Из толпы выскочил здоровенный гигант кузнец — в парчовой рубахе, со знаменем в руках. Засучив рукава и подняв над собой лезвие джерида, он заорал что-то в ответ, и Карабанов заметил, как в страхе отшатнулся его денщик-татарин, — понял.
— Слова его кислые, — перевел он поручику. — Мы их в крепость пускай, а они резать нас будут. Головы, кузнец сказал, вон там будут в кучу складывать…
Карабанов достал револьвер, прицелился.
— Вот с этой головы мы и начнем! — сказал он, громыхнув выстрелом, и кузнец в красной рубахе покатился под откос, не выпуская джерида.
Тем временем Пацевич вломился в каземат, вдоль стен которого горбились потные спины солдат, бивших из ружей по туркам.
— Вы слышали приказ? Отставить стрельбу! — Полковник отдирал солдат от амбразур, выбивая у них из рук оружие.
Стрельба в каземате смолкла, и полковник кинулся на соседний двор, где солдаты, пристыженные Хвощинскои, снова покрывали турок дружными залпами. Враг уже плотно обступил цитадель, а напористые кочевники, невзирая на пули, томились со стороны кладбища прямо в ворота.
— Ты куда лупишь, стервец? — остановился Пацевич перед ефрейтором Участкиным.
Тот повернул к нему грязное, испещренное потоками пота лицо, прохрипел:
— Не сдюжить… Так и пруг, ваше высокобла…
Пацевич — хрясть ефрейтора в ухо, бац — во второе.
— Понял, болван, что значит приказ?
Он схватил у него винтовку, выбросил затвор.
— А еще ефрейтор! — сказал полковник. — Собирайся на выход, с хурдой вместе… Вели солдатам строиться!
Пацевич убежал. Ефрейтор поднял обезображенное оружие, плачуще обратился к солдатам:
— За што же он меня так? … Или уж я солдат дурной? Пущай я буду в ответе — пали, ребята!

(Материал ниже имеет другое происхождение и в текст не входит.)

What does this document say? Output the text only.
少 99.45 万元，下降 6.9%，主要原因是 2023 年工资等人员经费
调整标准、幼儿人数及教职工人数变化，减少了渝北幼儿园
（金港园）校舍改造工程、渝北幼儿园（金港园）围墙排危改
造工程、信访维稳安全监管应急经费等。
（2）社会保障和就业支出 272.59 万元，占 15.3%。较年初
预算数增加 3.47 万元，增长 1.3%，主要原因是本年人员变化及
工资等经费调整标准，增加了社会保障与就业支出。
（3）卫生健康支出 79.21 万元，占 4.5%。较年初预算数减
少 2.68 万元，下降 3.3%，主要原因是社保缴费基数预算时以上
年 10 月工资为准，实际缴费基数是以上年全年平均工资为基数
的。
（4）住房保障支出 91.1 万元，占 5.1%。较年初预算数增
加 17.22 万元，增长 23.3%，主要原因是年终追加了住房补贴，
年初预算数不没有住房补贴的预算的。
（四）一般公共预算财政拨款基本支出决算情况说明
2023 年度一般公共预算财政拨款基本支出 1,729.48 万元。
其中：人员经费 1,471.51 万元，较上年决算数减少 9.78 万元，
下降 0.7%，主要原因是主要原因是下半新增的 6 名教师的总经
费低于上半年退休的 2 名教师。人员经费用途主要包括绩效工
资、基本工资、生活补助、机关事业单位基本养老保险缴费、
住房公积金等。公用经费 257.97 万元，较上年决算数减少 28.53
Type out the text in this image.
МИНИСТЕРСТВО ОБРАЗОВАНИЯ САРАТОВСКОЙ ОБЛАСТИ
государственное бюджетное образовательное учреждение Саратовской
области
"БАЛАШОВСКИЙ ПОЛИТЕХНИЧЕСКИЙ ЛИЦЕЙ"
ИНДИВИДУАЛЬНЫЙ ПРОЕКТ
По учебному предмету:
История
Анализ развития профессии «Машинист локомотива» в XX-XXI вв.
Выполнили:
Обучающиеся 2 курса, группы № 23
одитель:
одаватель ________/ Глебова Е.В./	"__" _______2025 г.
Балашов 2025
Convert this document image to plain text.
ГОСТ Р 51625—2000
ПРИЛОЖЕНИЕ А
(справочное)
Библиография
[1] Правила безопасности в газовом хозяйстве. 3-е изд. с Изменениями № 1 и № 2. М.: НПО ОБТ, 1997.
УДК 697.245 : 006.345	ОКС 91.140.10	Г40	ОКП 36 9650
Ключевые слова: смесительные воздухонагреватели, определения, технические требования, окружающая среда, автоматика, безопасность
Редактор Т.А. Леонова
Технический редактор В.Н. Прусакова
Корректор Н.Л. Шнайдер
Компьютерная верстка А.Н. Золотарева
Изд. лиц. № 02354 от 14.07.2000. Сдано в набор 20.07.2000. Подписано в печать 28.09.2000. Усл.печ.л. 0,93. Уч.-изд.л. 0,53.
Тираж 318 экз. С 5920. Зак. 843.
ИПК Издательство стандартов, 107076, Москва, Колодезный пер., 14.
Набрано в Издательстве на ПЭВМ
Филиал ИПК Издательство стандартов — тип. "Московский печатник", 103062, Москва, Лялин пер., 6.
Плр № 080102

Пацевичу удалось водрузить только два белых флага — один над минаретом, другой над кухонной башней. Грязные тряпки, выставленные на позор гарнизона, противно разворачивались, хлопая на ветру, и турки, ободренные их видом, усилили свой натиск.
Врагам помогало сейчас и то, что стрельба русских заметно слабела, быстро перемежаясь вдоль фасов: вот она утихла в этом углу (значит, Пацевич уже тут), потом вдруг усилилась снова (значит, Пацевич побежал в другой каземат).
— Лезут! — надрывался кто-то с высоты. — Помогайте мне, братцы… Лезут басурманы!
Несколько штурмовых крючьев, взлетев на веревках, царапнули уже по оконным карнизам. Вой осаждающих усилился, окна цитадели, без единого стекла, словно заманивали их внутрь темных крепостных переходов.
На двор, пришпорив каурого жеребца, гоголем вылетел Исмаилхан Нахичеванский.
— Сторонись, — покрикивал он, — дай проехать…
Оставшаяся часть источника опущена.